I heard about the convention last year, and have seen it appear a lot on social media and thought it was really interesting. I think it has a lot of art which brings people together, so I really wanted to check it out. 

How would you describe your personal style?
I’ve been told that I put outfits together that people normally wouldn’t, and still be able to pull it off. Personally, I feel that I just have a vision of what I want to look like and I feel like it’s just different from what others would envision themselves looking it. Overall, I would say that mine is different, daring and hyperactive. 

What are you thoughts on Asian fashion?
I feel like Asian fashion, especially from places like Japan, is very interesting. I look at a lot Japanese fashion and they’re able to put together an outfit that you wouldn’t normally think would look nice but do—and that inspires me a lot. I really appreciate Asian fashion, and much prefer it to Western fashion. 

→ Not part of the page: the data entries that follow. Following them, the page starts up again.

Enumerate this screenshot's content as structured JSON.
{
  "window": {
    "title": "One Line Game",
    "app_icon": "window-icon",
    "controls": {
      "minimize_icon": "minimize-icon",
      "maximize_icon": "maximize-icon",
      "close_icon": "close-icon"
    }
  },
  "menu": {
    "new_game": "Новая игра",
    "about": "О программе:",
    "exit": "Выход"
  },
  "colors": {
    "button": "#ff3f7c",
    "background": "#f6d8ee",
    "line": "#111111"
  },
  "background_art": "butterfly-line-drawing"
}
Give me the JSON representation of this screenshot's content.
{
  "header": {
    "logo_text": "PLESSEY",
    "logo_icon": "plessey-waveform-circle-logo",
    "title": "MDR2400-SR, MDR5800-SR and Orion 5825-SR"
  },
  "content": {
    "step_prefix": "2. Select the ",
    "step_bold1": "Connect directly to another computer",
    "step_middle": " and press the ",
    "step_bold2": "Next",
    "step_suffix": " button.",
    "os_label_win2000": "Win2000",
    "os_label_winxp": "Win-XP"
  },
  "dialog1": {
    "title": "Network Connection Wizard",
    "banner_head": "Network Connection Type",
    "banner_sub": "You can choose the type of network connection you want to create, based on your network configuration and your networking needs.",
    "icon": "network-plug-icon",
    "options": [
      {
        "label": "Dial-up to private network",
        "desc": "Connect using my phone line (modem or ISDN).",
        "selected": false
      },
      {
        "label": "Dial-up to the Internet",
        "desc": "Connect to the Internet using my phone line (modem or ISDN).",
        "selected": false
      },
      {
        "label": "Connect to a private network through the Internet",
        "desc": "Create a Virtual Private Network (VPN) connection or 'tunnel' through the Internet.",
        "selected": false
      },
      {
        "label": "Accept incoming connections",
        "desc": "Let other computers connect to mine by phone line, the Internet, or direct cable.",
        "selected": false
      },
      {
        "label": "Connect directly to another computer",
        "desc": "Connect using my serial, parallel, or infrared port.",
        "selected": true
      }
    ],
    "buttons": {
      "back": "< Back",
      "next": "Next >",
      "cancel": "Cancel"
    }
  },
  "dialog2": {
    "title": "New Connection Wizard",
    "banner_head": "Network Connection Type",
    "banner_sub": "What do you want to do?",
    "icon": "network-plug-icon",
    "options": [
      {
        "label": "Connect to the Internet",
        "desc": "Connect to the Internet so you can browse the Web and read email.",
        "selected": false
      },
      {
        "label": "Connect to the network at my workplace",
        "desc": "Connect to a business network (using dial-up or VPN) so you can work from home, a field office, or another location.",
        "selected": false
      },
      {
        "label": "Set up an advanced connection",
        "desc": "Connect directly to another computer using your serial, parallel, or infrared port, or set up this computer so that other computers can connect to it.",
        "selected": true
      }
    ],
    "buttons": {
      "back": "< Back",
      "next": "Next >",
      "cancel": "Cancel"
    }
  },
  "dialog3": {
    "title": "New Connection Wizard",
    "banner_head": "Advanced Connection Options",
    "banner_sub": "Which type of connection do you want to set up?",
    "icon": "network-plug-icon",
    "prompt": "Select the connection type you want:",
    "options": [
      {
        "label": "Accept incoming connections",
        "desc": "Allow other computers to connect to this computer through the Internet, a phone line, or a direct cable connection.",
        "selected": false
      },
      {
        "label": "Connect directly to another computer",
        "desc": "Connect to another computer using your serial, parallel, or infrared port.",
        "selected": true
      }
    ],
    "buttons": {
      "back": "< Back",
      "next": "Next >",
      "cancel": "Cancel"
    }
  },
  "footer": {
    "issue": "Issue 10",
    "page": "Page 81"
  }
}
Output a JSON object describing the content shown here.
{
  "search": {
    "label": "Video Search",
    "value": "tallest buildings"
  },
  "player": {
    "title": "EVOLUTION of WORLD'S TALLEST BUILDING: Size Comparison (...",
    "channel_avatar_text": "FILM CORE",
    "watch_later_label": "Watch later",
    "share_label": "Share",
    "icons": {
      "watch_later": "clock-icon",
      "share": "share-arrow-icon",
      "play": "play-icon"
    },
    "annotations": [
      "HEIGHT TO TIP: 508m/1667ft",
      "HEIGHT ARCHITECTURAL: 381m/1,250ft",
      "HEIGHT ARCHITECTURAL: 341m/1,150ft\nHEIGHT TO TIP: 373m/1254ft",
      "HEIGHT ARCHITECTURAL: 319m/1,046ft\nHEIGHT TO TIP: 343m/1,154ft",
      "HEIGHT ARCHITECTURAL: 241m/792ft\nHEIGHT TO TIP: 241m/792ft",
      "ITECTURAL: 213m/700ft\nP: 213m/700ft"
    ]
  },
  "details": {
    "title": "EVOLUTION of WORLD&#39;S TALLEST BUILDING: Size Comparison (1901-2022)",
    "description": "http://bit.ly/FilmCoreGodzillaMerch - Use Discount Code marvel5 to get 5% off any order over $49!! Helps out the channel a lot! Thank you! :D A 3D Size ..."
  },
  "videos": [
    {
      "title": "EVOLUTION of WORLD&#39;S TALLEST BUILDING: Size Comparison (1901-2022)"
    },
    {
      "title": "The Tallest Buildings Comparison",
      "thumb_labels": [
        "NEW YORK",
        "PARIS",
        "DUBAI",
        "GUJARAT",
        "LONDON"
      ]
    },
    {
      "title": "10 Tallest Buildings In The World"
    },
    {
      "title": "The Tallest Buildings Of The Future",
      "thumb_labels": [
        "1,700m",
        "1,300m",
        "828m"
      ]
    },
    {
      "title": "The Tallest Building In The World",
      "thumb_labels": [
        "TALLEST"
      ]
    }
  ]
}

What is your hope for Asian fashion in 2020?
My hope is that people would stop looking for inspiration outside, and instead, search for it from within. What I mean by that is for them to put together an outfit just because they want to, and not because they want to look a certain way. 

Related article: Stomp The Streets With These 8 Combat-Like Sneakers



Muz K, 25, Content Creator and Model

What brings you to Culture Cartel Convention?
I’m here for the culture—street fashion and hip hop, mainly. I’m also interested to see what’s new in street style and music. 

How would you describe your personal style?
I don’t have a specific style because I like to be adventurous with my fashion. I think that men’s fashion is something that’s underrepresented. So I like to play around with different looks to educate men that it’s possible to take risks with menswear, without looking overly feminine—which is also a stigma that most men have about the term “fashion”. 

What are you thoughts on Asian fashion?
I feel like Asian fashion is definitely evolving towards street style, especially in South Korea. Even my outfit today is inspired by South Korean fashion. BLACKPINK, for instance, is incorporating military motifs into street style and that’s something I’m really into. I think that street culture in Asia is going through an experimental phase. 

What is your hope for Asian fashion in 2020?
My hope is to see people be more adventurous with their style and do away with all the stigma, so that they can just be free because fashion is an expression of freedom—it has no agenda, regardless of gender or sexual orientation. In fact, it brings people together. So, on that note, I feel that people should be more invested in trying new things. 

Responses have been edited for clarity.